El jueves hubo mudanza... o algo parecido. Pasé toda la mañana esperando 'en el limbo sin poder concentrame' a que Lluís apareciese y hasta las dos no dio señales de vida. Después de ir a comer y mantener una tensa conversación sobre mi futuro como becaria me aseguró que no habría
further poblems y nos dirigimos a las nuevas oficinas, por así llamarlas, en la quinta avenida con la cuarenta y seis. Tan solo a cinco minutos caminando de las que ocupábamos en el IVEX (Instituto Valenciano de Exportación).
Félix, el socio-amigo de mi jefe, ha conseguido un espacio en una productora de cine de Hollywood y, juntos, han decidido que haga contactos en la meca del glamour. Me introdujeron como su 'amiga editora' y ahí quedó la cosa. Al día siguiente debía ir a trabajar allí. Y tenía el presentimiento de que nadie se acordaría de mi. Sin embargo, los americanos me han demostrado que son realmente
easy-going y que no les importa quien caliente la silla en su oficina mientras no moleste.
El viernes me presenté a primera hora y les expliqué que a partir de entonces ocuparía el puesto de trabajo de Félix. Me contestaron con una sonrisa y un cálido
welcome ma'am. Mis nuevos compañeros de trabajo son Nick, Caroline y 'el hombre de la gorra', todos ellos americanos y no saben una palabra de español, lo cual amplia mis horizontes lingüísticos, por fin. Por la noche, cené con Leti, Fran y Ana para celebrar el cumpleaños de esta última y más tarde conocimos a unos amigos suyos que están como
interns en la Naciones Unidas.
Estoy contenta con mi nueva oficina. Mis nuevos compañeros son simpáticos. Tan solo tengo una queja: el aire acondicionado está terriblemente alto y el sábado me levanté con dolor de garaganta que, después de mi visita al
Empire State Building con Miguel, se convirtió en catarro y que por la noche había evolucionado a fiebre. Resultado: domingo en casa encerrada como una ermitaña.

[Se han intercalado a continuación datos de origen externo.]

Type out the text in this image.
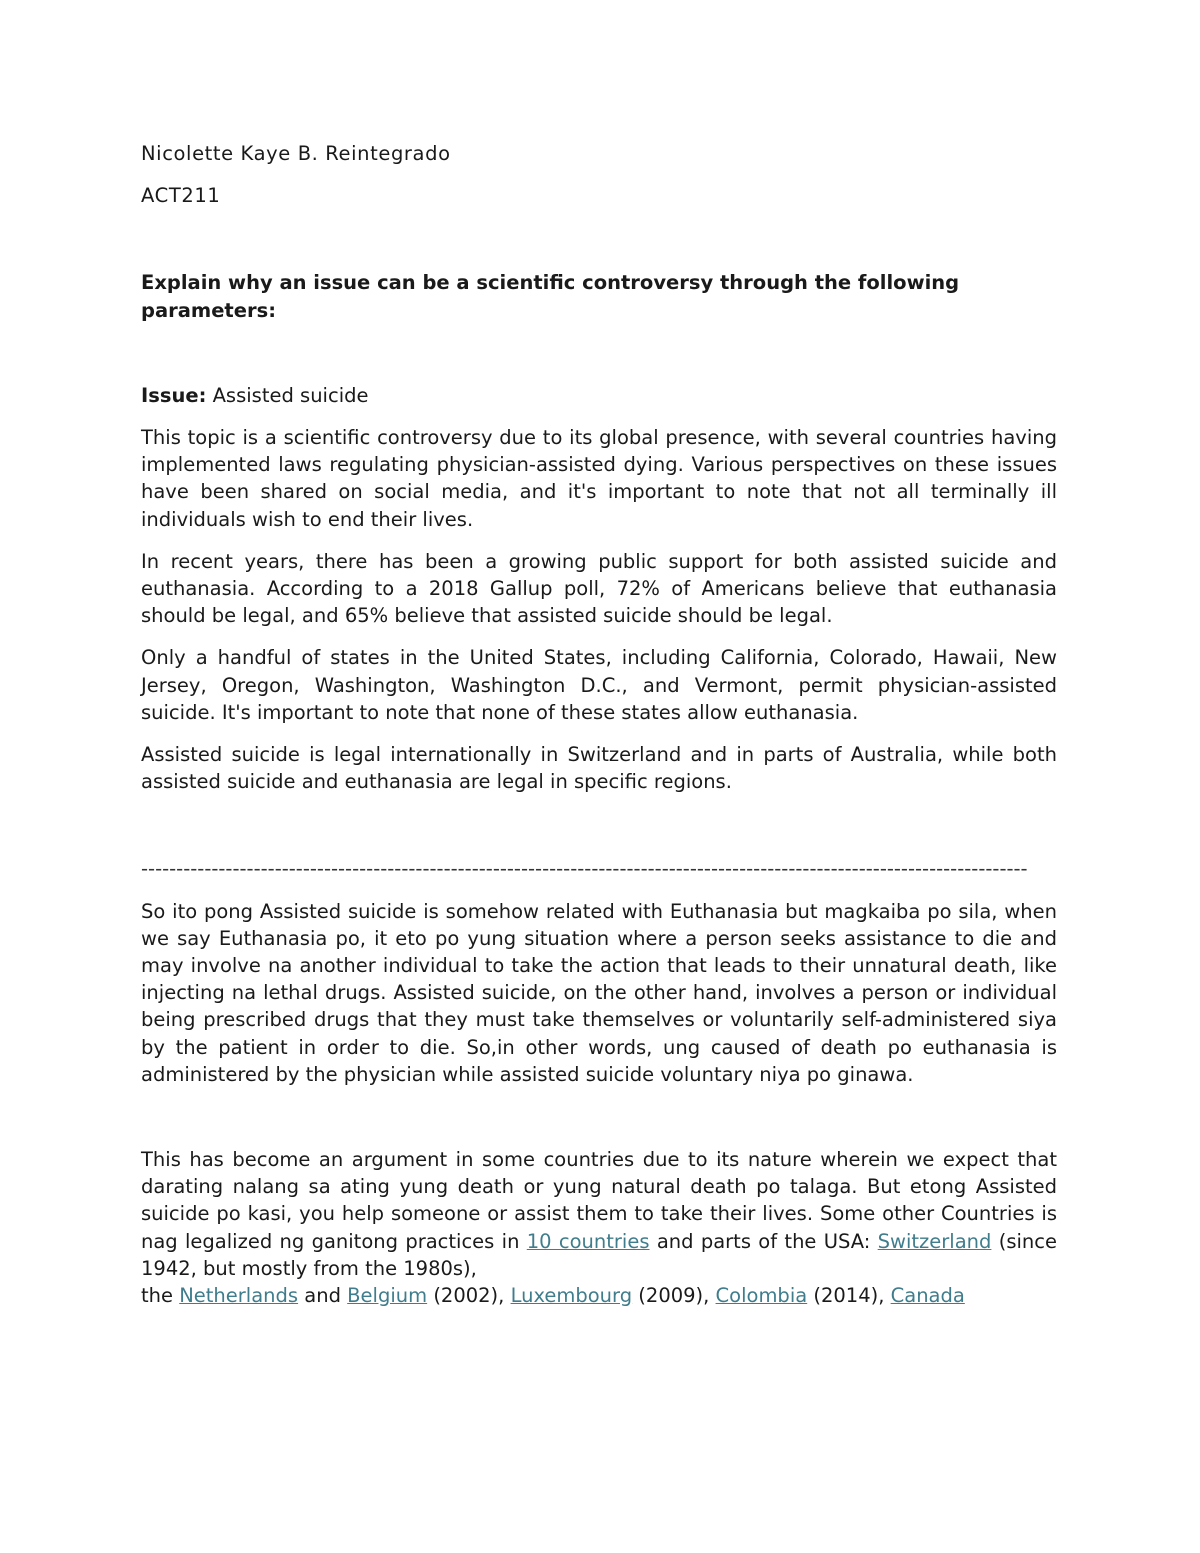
Nicolette Kaye B. Reintegrado

ACT211

Explain why an issue can be a scientific controversy through the following parameters:

Issue: Assisted suicide

This topic is a scientific controversy due to its global presence, with several countries having implemented laws regulating physician-assisted dying. Various perspectives on these issues have been shared on social media, and it's important to note that not all terminally ill individuals wish to end their lives.

In recent years, there has been a growing public support for both assisted suicide and euthanasia. According to a 2018 Gallup poll, 72% of Americans believe that euthanasia should be legal, and 65% believe that assisted suicide should be legal.

Only a handful of states in the United States, including California, Colorado, Hawaii, New Jersey, Oregon, Washington, Washington D.C., and Vermont, permit physician-assisted suicide. It's important to note that none of these states allow euthanasia.

Assisted suicide is legal internationally in Switzerland and in parts of Australia, while both assisted suicide and euthanasia are legal in specific regions.

------------------------------------------------------------------------------------------------------------------------------

So ito pong Assisted suicide is somehow related with Euthanasia but magkaiba po sila, when we say Euthanasia po, it eto po yung situation where a person seeks assistance to die and may involve na another individual to take the action that leads to their unnatural death, like injecting na lethal drugs. Assisted suicide, on the other hand, involves a person or individual being prescribed drugs that they must take themselves or voluntarily self-administered siya by the patient in order to die. So,in other words, ung caused of death po euthanasia is administered by the physician while assisted suicide voluntary niya po ginawa.

This has become an argument in some countries due to its nature wherein we expect that darating nalang sa ating yung death or yung natural death po talaga. But etong Assisted suicide po kasi, you help someone or assist them to take their lives. Some other Countries is nag legalized ng ganitong practices in 10 countries and parts of the USA: Switzerland (since 1942, but mostly from the 1980s),

the Netherlands and Belgium (2002), Luxembourg (2009), Colombia (2014), Canada
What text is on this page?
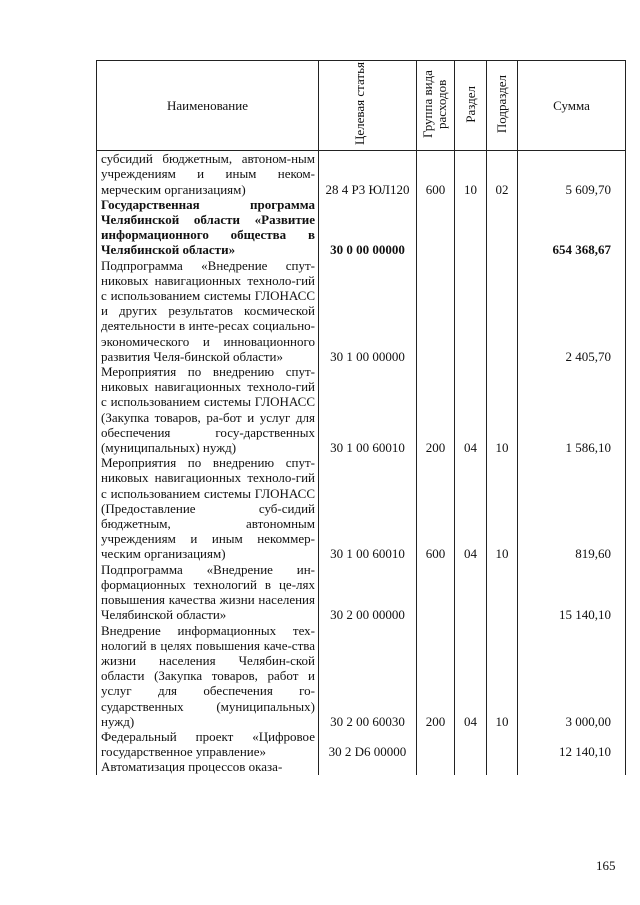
Наименование	Целевая статья	Группа вида расходов	Раздел	Подраздел	Сумма
субсидий бюджетным, автоном-ным учреждениям и иным неком-мерческим организациям)	28 4 Р3 ЮЛ120	600	10	02	5 609,70
Государственная программа Челябинской области «Развитие информационного общества в Челябинской области»	30 0 00 00000				654 368,67
Подпрограмма «Внедрение спут-никовых навигационных техноло-гий с использованием системы ГЛОНАСС и других результатов космической деятельности в инте-ресах социально-экономического и инновационного развития Челя-бинской области»	30 1 00 00000				2 405,70
Мероприятия по внедрению спут-никовых навигационных техноло-гий с использованием системы ГЛОНАСС (Закупка товаров, ра-бот и услуг для обеспечения госу-дарственных (муниципальных) нужд)	30 1 00 60010	200	04	10	1 586,10
Мероприятия по внедрению спут-никовых навигационных техноло-гий с использованием системы ГЛОНАСС (Предоставление суб-сидий бюджетным, автономным учреждениям и иным некоммер-ческим организациям)	30 1 00 60010	600	04	10	819,60
Подпрограмма «Внедрение ин-формационных технологий в це-лях повышения качества жизни населения Челябинской области»	30 2 00 00000				15 140,10
Внедрение информационных тех-нологий в целях повышения каче-ства жизни населения Челябин-ской области (Закупка товаров, работ и услуг для обеспечения го-сударственных (муниципальных) нужд)	30 2 00 60030	200	04	10	3 000,00
Федеральный проект «Цифровое государственное управление»	30 2 D6 00000				12 140,10
Автоматизация процессов оказа-					
165
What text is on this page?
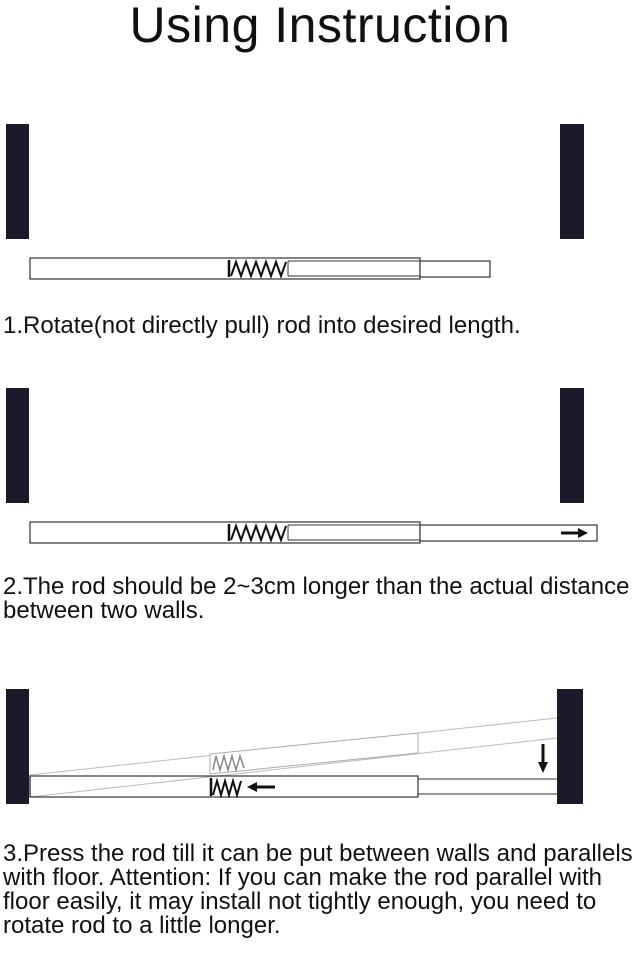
Using Instruction

1.Rotate(not directly pull) rod into desired length.

2.The rod should be 2~3cm longer than the actual distance between two walls.

3.Press the rod till it can be put between walls and parallels with floor. Attention: If you can make the rod parallel with floor easily, it may install not tightly enough, you need to rotate rod to a little longer.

El lunes fui con Lluís a recoger las
business cards que nos hemos hecho para la nueva compañía y después de toser durante dos horas mis compis me mandaron a casa, a reposar y a no esparciar gérmenes... Me he dado cuenta de que los americanos pueden ser tremendamente educados, sensibles y respetuosos ante un simple catarro, por el simple miedo de que se lo puedas pasar.
Hoy he pasado la mañana en casa y Henri se ha alegrado de poder desayunar y comer conmigo. Siempre se queja de que trabajo demasiado y de que no me ve el pelo, pronto va a empezar a pensar como mis padres...
Thaïs, that is not an hotel, you are sharing space with pople, you should spend more time around... A mí ya me gustaría.
It's just that I don't have the time!Cuando he llegado esta tarde al trabajo Félix estaba en
su silla, delante de
su mesa, utilizando
su ordenador. Y me he dado cuenta de que no tenía espacio a ocupar, porque ¡ya estaba ocupado! Me ha dicho que volviese a casa, descansase y mañana no fuese, porque... ¡tengo que prepararme la maleta! Es un tanto demasiado ya que mi avión sale a las once de la noche de JFK, pero... ¿quién soy yo para quejarme? Tan solo la
intern... Llamaré a Lluís, trabajaré desde casa y contaré los minutos para llegar a Barcelona.